Per questo, prima di metterci la firma, vanno verificate tre cose.
1. Lo stato urbanistico e catastale
La casa che si compra deve corrispondere — sulla carta — a quella che si è visitata. Controllare la planimetria depositata, la conformità edilizia, eventuali abusi o difformità. Se la disposizione interna è diversa da quella catastale, prima della vendita serve una regolarizzazione: tempi e costi che è meglio conoscere prima, non dopo.
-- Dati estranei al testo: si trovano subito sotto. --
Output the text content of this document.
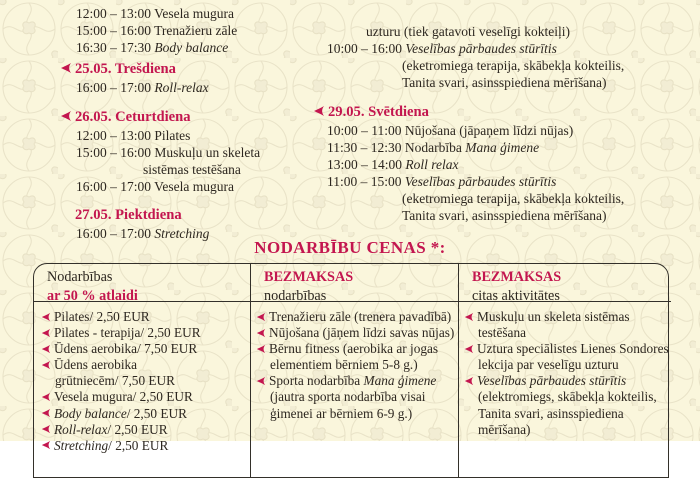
12:00 – 13:00 Vesela mugura
15:00 – 16:00 Trenažieru zāle
16:30 – 17:30 Body balance
25.05. Trešdiena
16:00 – 17:00 Roll-relax
26.05. Ceturtdiena
12:00 – 13:00 Pilates
15:00 – 16:00 Muskuļu un skeleta
sistēmas testēšana
16:00 – 17:00 Vesela mugura
27.05. Piektdiena
16:00 – 17:00 Stretching
uzturu (tiek gatavoti veselīgi kokteiļi)
10:00 – 16:00 Veselības pārbaudes stūrītis
(eketromiega terapija, skābekļa kokteilis,
Tanita svari, asinsspiediena mērīšana)
29.05. Svētdiena
10:00 – 11:00 Nūjošana (jāpaņem līdzi nūjas)
11:30 – 12:30 Nodarbība Mana ģimene
13:00 – 14:00 Roll relax
11:00 – 15:00 Veselības pārbaudes stūrītis
(eketromiega terapija, skābekļa kokteilis,
Tanita svari, asinsspiediena mērīšana)
NODARBĪBU CENAS *:
Nodarbības
ar 50 % atlaidi
BEZMAKSAS
nodarbības
BEZMAKSAS
citas aktivitātes
Pilates/ 2,50 EUR
Pilates - terapija/ 2,50 EUR
Ūdens aerobika/ 7,50 EUR
Ūdens aerobika
grūtniecēm/ 7,50 EUR
Vesela mugura/ 2,50 EUR
Body balance/ 2,50 EUR
Roll-relax/ 2,50 EUR
Stretching/ 2,50 EUR
Trenažieru zāle (trenera pavadībā)
Nūjošana (jāņem līdzi savas nūjas)
Bērnu fitness (aerobika ar jogas
elementiem bērniem 5-8 g.)
Sporta nodarbība Mana ģimene
(jautra sporta nodarbība visai
ģimenei ar bērniem 6-9 g.)
Muskuļu un skeleta sistēmas
testēšana
Uztura speciālistes Lienes Sondores
lekcija par veselīgu uzturu
Veselības pārbaudes stūrītis
(elektromiegs, skābekļa kokteilis,
Tanita svari, asinsspiediena
mērīšana)
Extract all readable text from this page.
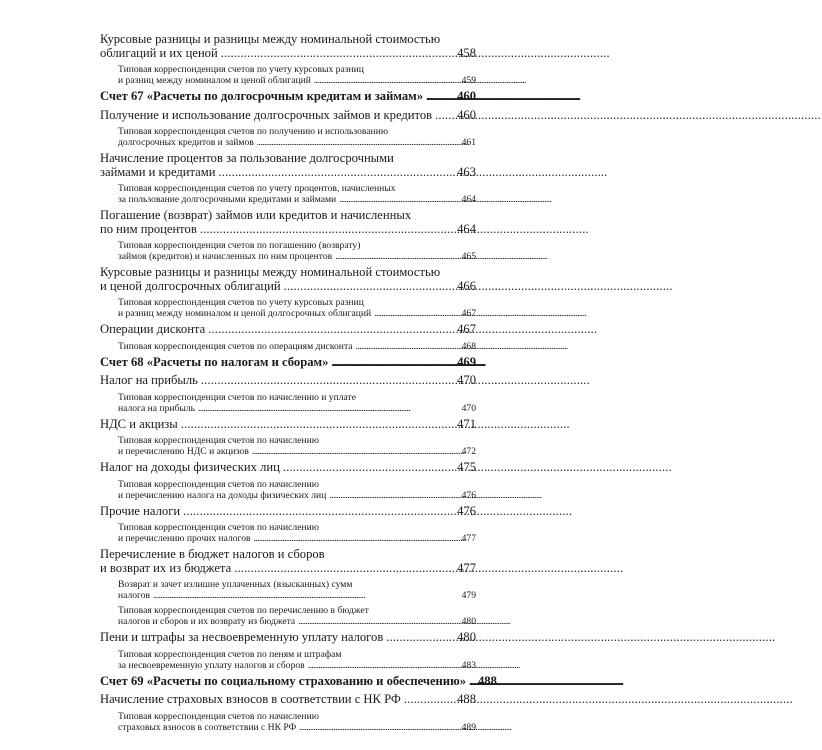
Курсовые разницы и разницы между номинальной стоимостью
облигаций и их ценой . . .	458
Типовая корреспонденция счетов по учету курсовых разниц
и разниц между номиналом и ценой облигаций . . .	459
Счет 67 «Расчеты по долгосрочным кредитам и займам» . . .	460
Получение и использование долгосрочных займов и кредитов . . . 460
Типовая корреспонденция счетов по получению и использованию
долгосрочных кредитов и займов . . .	461
Начисление процентов за пользование долгосрочными
займами и кредитами . . .	463
Типовая корреспонденция счетов по учету процентов, начисленных
за пользование долгосрочными кредитами и займами . . .	464
Погашение (возврат) займов или кредитов и начисленных
по ним процентов . . .	464
Типовая корреспонденция счетов по погашению (возврату)
займов (кредитов) и начисленных по ним процентов . . .	465
Курсовые разницы и разницы между номинальной стоимостью
и ценой долгосрочных облигаций . . .	466
Типовая корреспонденция счетов по учету курсовых разниц
и разниц между номиналом и ценой долгосрочных облигаций . . .	467
Операции дисконта . . .	467
Типовая корреспонденция счетов по операциям дисконта . . .	468
Счет 68 «Расчеты по налогам и сборам» . . .	469
Налог на прибыль . . .	470
Типовая корреспонденция счетов по начислению и уплате
налога на прибыль . . .	470
НДС и акцизы . . .	471
Типовая корреспонденция счетов по начислению
и перечислению НДС и акцизов . . .	472
Налог на доходы физических лиц . . .	475
Типовая корреспонденция счетов по начислению
и перечислению налога на доходы физических лиц . . .	476
Прочие налоги . . .	476
Типовая корреспонденция счетов по начислению
и перечислению прочих налогов . . .	477
Перечисление в бюджет налогов и сборов
и возврат их из бюджета . . .	477
Возврат и зачет излишне уплаченных (взысканных) сумм
налогов . . .	479
Типовая корреспонденция счетов по перечислению в бюджет
налогов и сборов и их возврату из бюджета . . .	480
Пени и штрафы за несвоевременную уплату налогов . . .	480
Типовая корреспонденция счетов по пеням и штрафам
за несвоевременную уплату налогов и сборов . . .	483
Счет 69 «Расчеты по социальному страхованию и обеспечению» . . . 488
Начисление страховых взносов в соответствии с НК РФ . . .	488
Типовая корреспонденция счетов по начислению
страховых взносов в соответствии с НК РФ . . .	489
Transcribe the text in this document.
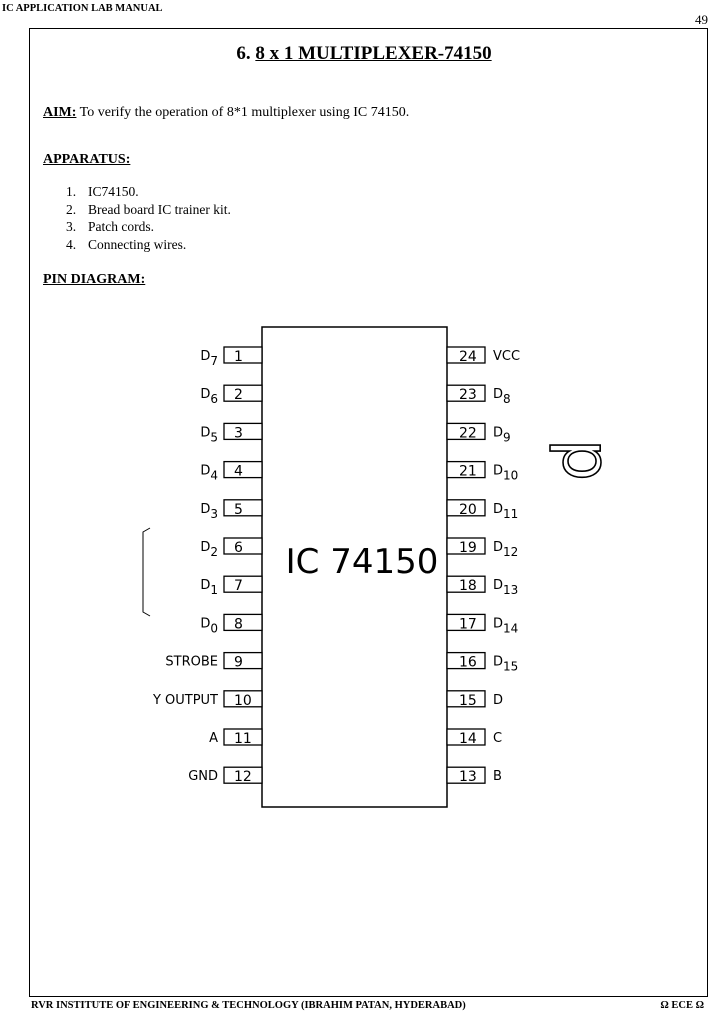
IC APPLICATION LAB MANUAL
49
6. 8 x 1 MULTIPLEXER-74150
AIM: To verify the operation of 8*1 multiplexer using IC 74150.
APPARATUS:
1. IC74150.
2. Bread board IC trainer kit.
3. Patch cords.
4. Connecting wires.
PIN DIAGRAM:
IC 74150
1
D7
2
D6
3
D5
4
D4
5
D3
6
D2
7
D1
8
D0
9
STROBE
10
Y OUTPUT
11
A
12
GND
24 VCC
23 D8
22 D9
21 D10
20 D11
19 D12
18 D13
17 D14
16 D15
15 D
14 C
13 B
d
RVR INSTITUTE OF ENGINEERING & TECHNOLOGY (IBRAHIM PATAN, HYDERABAD)	Ω ECE Ω
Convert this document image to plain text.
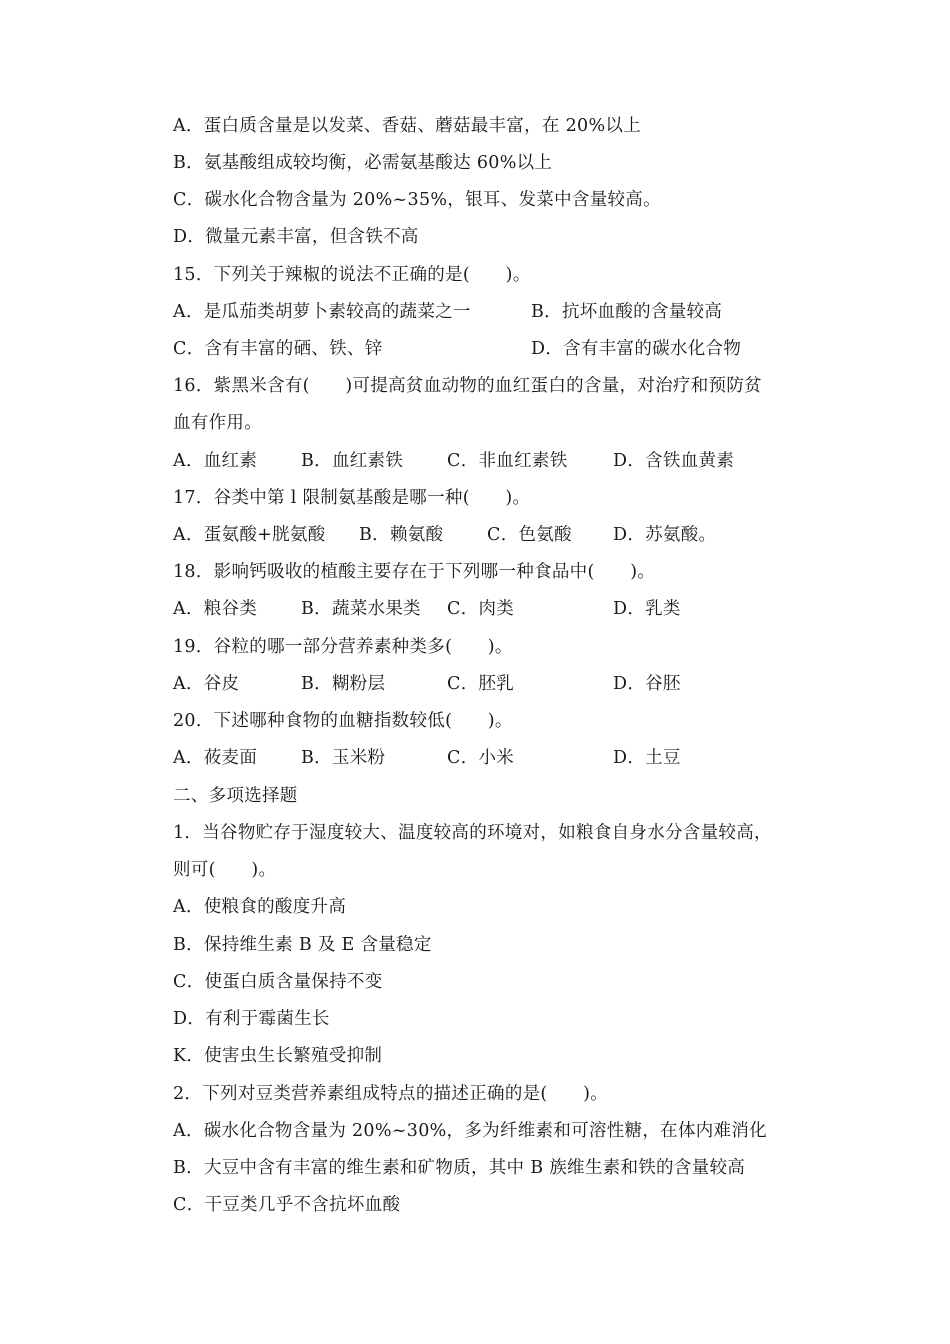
A．蛋白质含量是以发菜、香菇、蘑菇最丰富，在 20%以上
B．氨基酸组成较均衡，必需氨基酸达 60%以上
C．碳水化合物含量为 20%~35%，银耳、发菜中含量较高。
D．微量元素丰富，但含铁不高
15．下列关于辣椒的说法不正确的是(　　)。
A．是瓜茄类胡萝卜素较高的蔬菜之一	B．抗坏血酸的含量较高
C．含有丰富的硒、铁、锌	D．含有丰富的碳水化合物
16．紫黑米含有(　　)可提高贫血动物的血红蛋白的含量，对治疗和预防贫
血有作用。
A．血红素	B．血红素铁	C．非血红素铁	D．含铁血黄素
17．谷类中第 l 限制氨基酸是哪一种(　　)。
A．蛋氨酸+胱氨酸 B．赖氨酸 C．色氨酸 D．苏氨酸。
18．影响钙吸收的植酸主要存在于下列哪一种食品中(　　)。
A．粮谷类	B．蔬菜水果类 C．肉类	D．乳类
19．谷粒的哪一部分营养素种类多(　　)。
A．谷皮	B．糊粉层	C．胚乳	D．谷胚
20．下述哪种食物的血糖指数较低(　　)。
A．莜麦面	B．玉米粉	C．小米	D．土豆
二、多项选择题
1．当谷物贮存于湿度较大、温度较高的环境对，如粮食自身水分含量较高，
则可(　　)。
A．使粮食的酸度升高
B．保持维生素 B 及 E 含量稳定
C．使蛋白质含量保持不变
D．有利于霉菌生长
K．使害虫生长繁殖受抑制
2．下列对豆类营养素组成特点的描述正确的是(　　)。
A．碳水化合物含量为 20%~30%，多为纤维素和可溶性糖，在体内难消化
B．大豆中含有丰富的维生素和矿物质，其中 B 族维生素和铁的含量较高
C．干豆类几乎不含抗坏血酸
2. Lo stato ipotecario e i vincoli
Una visura ipotecaria aggiornata dice se sull’immobile gravano ipoteche (anche del venditore stesso), pignoramenti, sequestri o diritti di terzi. In molti casi sono regolarizzabili in sede di rogito con il ricavato della vendita, ma vanno individuati prima — non dopo aver versato la caparra.
3. La situazione condominiale
Si richiedono all’amministratore: ultimo bilancio approvato, delibere su lavori straordinari già votati ma non ancora pagati, eventuali spese arretrate del venditore. La legge prevede che le spese dell’anno in corso e dell’anno precedente possano essere richieste anche al nuovo proprietario. Saperlo prima vuol dire negoziare meglio.
A queste verifiche se ne aggiungono altre — l’APE, l’abitabilità, le servitù — ma queste tre sono quelle che, se saltate, costano davvero.
In Tuare le facciamo per ogni immobile prima ancora di portarlo in visita. Però è giusto che chi compra sappia cosa stiamo guardando per suo conto.